The report said, “Many companies have moved to international transactions, driven by lower financial costs, the expected fall in purchase prices and a brighter outlook on vaccine availability.” “This will increase foreign direct investment in 2021, unless the major diversions that severely affected foreign direct investment in 2020 continue until 2021.”

Last year, cross-border M&A values ​​were driven by some major deals in specific sectors: more deals were closed in the health and technology sectors in 2020 than in previous years, the report said.

Foreign direct investment inflows into the OECD region fell by 51 percent last year, largely due to exemptions in Switzerland and the Netherlands.

Emissions from the OECD region have fallen to a historically low level of 48 percent since 2005, mainly as a result of the massive withdrawal of companies from the Netherlands.

Foreign direct investment in the non-OECD G20 economies, which include the world’s largest economies, fell by just 9 percent as a result of the recovery in China and India later this year.

Data show that FDI inflows have fallen by 49 percent in some G20 economies that are not members of the Organization for Economic Co-operation and Development.

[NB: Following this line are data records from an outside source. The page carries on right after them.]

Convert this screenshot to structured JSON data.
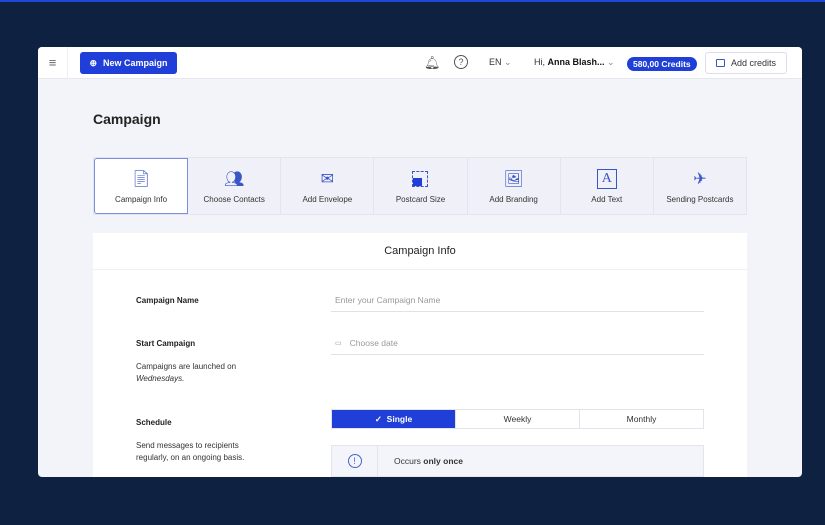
{
  "header": {
    "menu_icon": "hamburger-icon",
    "new_campaign": "New Campaign",
    "language": "EN",
    "greeting": "Hi,",
    "user": "Anna Blash...",
    "credits": "580,00 Credits",
    "add_credits": "Add credits"
  },
  "page": {
    "title": "Campaign"
  },
  "steps": [
    {
      "label": "Campaign Info",
      "icon": "document-icon"
    },
    {
      "label": "Choose Contacts",
      "icon": "contacts-icon"
    },
    {
      "label": "Add Envelope",
      "icon": "envelope-icon"
    },
    {
      "label": "Postcard Size",
      "icon": "size-icon"
    },
    {
      "label": "Add Branding",
      "icon": "image-icon"
    },
    {
      "label": "Add Text",
      "icon": "text-icon"
    },
    {
      "label": "Sending Postcards",
      "icon": "send-icon"
    }
  ],
  "form": {
    "title": "Campaign Info",
    "name_label": "Campaign Name",
    "name_placeholder": "Enter your Campaign Name",
    "start_label": "Start Campaign",
    "date_placeholder": "Choose date",
    "start_desc": "Campaigns are launched on",
    "start_day": "Wednesdays.",
    "schedule_label": "Schedule",
    "schedule_desc1": "Send messages to recipients",
    "schedule_desc2": "regularly, on an ongoing basis.",
    "schedule_options": [
      "Single",
      "Weekly",
      "Monthly"
    ],
    "selected": "Single",
    "note_prefix": "Occurs",
    "note_bold": "only once"
  },
  "colors": {
    "accent": "#1f3fd8",
    "background": "#0f2140"
  }
}
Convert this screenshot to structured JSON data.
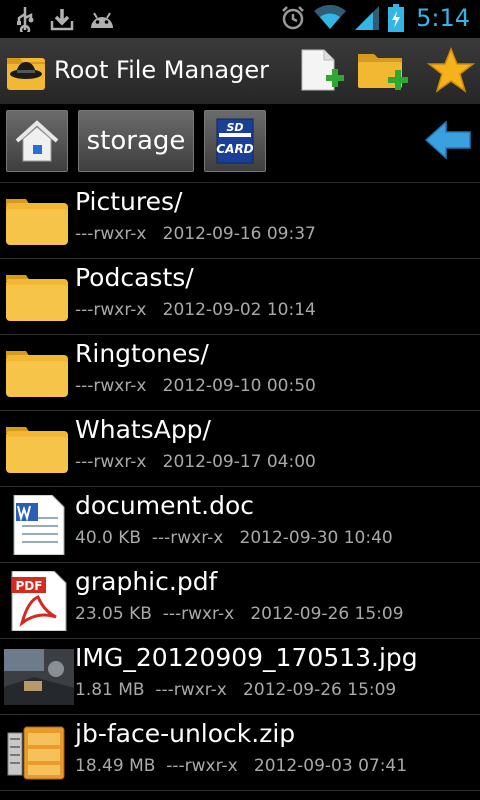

The Organization for Economic Co-operation and Development last month said that the socio-economic displacement caused by the epidemic would provide an opportunity for governments to reconsider their policies and push their countries on a more sustainable and inclusive path.

The Global Policy Forum, which works with 100 countries around the world, allows leaders to achieve active economic recovery and promote high-quality growth in the face of fundamental challenges facing their countries, such as income inequality and regional economic divisions.

The International Monetary Fund (IMF) has raised its global economic forecast for the second time this year due to rapid vaccination campaigns against Govt-19 and financial and monetary support from governments and central banks, but has warned policymakers about widening income inequality and a random recovery from being rich. . . Countries are rapidly recovering from the epidemic.

The Washington lender said in its latest report on the global economic outlook in April that the global economy is now on the verge of expanding by 6 percent in 2021, compared to its previous estimate of 5.5 percent.